How to efficiently get # of search results, per attribute

2004-11-13 Thread Chris Lamprecht
I'd like to implement a search across several types of entities,
let's say, classes, professors, and departments.  I want the user to
be able to enter a simple, single query and not have to specify what
they're looking for.  Then I want the search results to be something
like this:

Search results for: philosophy boyer

Found: 121 classes - 5 professors - 2 departments

search results here...


I know I could iterate through every hit returned and count them up
myself, but that seems inefficient if there are lots of results.  Is
there some other way to get this kind of information from the search
result set?  My other ideas are: doing a separate search each result
type, or storing different types in different indexes.  Any
suggestions?  Thanks for your help!

-Chris

-
To unsubscribe, e-mail: [EMAIL PROTECTED]
For additional commands, e-mail: [EMAIL PROTECTED]
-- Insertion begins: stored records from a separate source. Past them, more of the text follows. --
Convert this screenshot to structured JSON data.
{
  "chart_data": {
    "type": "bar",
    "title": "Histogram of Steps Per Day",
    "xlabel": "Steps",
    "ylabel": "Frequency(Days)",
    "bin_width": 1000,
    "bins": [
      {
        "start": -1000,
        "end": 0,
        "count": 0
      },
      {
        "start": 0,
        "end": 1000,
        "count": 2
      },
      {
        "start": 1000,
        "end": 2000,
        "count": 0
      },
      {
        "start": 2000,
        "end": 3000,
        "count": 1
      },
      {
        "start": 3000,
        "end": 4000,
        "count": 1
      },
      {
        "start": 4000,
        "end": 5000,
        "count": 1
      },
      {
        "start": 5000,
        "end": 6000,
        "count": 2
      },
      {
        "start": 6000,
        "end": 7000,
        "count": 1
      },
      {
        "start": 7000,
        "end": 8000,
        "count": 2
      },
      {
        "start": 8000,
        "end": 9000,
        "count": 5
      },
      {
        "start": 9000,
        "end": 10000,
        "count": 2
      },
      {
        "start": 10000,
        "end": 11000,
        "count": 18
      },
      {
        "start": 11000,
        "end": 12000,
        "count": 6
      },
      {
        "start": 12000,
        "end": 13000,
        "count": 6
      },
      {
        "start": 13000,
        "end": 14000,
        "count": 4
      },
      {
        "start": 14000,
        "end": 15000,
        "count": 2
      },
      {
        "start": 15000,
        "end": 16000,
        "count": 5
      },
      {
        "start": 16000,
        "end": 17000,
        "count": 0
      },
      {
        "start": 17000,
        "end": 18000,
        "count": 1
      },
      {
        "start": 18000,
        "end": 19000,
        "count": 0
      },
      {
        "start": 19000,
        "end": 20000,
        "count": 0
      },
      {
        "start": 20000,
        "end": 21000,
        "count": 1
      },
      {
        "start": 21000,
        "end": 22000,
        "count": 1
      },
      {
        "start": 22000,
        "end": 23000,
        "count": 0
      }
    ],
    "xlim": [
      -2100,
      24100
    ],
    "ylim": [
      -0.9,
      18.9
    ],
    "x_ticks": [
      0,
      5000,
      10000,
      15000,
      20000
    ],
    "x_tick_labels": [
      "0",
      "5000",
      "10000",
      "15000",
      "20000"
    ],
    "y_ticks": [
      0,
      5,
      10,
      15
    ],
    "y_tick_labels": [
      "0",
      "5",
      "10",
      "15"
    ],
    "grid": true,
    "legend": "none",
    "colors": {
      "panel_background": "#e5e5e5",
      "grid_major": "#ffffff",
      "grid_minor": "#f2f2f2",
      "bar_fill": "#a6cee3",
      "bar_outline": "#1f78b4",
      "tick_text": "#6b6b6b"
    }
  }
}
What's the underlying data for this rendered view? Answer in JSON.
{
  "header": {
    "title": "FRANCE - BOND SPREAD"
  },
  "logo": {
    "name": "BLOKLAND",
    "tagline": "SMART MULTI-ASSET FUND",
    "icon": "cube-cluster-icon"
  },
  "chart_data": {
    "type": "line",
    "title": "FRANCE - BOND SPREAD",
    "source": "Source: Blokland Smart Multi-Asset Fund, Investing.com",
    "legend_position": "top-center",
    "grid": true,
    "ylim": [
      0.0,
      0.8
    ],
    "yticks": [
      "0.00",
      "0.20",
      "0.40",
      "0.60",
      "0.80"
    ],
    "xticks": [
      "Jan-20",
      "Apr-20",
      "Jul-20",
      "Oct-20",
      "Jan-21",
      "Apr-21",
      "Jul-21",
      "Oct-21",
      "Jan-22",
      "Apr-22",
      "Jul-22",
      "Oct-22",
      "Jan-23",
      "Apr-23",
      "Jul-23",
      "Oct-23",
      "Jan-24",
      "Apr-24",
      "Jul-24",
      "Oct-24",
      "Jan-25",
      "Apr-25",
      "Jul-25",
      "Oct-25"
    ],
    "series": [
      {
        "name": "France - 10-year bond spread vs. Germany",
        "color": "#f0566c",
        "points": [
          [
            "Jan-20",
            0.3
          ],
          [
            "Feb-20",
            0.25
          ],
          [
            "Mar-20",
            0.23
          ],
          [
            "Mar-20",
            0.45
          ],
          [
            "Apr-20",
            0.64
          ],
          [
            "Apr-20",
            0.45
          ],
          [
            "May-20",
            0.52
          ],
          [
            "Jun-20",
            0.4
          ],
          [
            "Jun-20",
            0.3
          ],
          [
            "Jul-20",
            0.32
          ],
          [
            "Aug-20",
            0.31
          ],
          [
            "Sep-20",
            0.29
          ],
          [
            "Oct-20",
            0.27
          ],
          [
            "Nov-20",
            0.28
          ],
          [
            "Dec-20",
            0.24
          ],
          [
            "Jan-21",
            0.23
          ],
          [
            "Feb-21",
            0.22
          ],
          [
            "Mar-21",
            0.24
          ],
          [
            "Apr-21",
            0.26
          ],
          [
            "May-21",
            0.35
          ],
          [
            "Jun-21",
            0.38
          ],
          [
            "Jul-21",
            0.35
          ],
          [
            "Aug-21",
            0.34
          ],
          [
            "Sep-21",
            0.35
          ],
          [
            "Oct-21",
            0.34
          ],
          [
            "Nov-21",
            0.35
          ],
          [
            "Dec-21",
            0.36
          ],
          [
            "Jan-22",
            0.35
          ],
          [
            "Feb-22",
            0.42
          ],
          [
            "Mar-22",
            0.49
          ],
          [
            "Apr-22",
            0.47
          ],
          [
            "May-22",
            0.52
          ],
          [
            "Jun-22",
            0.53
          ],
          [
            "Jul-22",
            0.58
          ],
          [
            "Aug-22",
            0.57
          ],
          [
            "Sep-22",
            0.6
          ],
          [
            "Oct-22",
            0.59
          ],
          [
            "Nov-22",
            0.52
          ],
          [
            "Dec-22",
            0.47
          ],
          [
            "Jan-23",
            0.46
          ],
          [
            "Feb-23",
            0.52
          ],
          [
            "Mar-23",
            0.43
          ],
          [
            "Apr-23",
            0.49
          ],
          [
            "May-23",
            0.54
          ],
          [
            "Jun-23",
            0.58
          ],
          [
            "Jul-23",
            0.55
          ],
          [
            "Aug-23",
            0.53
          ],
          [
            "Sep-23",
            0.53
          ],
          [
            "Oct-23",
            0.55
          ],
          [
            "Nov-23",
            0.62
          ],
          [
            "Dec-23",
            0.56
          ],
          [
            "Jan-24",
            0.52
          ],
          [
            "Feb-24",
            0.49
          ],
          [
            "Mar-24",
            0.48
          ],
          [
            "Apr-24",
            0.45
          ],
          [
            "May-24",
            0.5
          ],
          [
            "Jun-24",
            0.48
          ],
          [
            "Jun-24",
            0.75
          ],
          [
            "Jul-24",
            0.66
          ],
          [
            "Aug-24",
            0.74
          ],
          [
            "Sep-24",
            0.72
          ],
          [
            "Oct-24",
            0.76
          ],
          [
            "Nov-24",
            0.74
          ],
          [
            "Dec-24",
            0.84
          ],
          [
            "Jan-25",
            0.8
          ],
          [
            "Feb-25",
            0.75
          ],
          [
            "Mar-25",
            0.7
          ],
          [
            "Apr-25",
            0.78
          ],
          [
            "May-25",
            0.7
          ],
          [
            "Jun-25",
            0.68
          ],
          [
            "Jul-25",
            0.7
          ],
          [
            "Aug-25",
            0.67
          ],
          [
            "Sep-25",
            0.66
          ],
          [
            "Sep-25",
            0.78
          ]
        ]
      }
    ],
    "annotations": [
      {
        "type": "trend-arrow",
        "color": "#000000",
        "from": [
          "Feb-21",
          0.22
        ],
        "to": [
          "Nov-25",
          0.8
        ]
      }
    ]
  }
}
Re: How to efficiently get # of search results, per attribute

2004-11-13 Thread Nader Henein
It depends on how many results they're looking through, here are two 
scenarios I see:

1] If you don't have that many records you can fetch all the results and 
then do a post parsing step the determine totals

2] If you have a lot of entries in each category and you're worried 
about fetching thousands of records every time, you can just have 
seperate indecies per category and search them in in parallel (not 
Lucene Parallel Search) and you can get up to 100 hits for each one 
(efficiency) but you'll also have the total from the search to display.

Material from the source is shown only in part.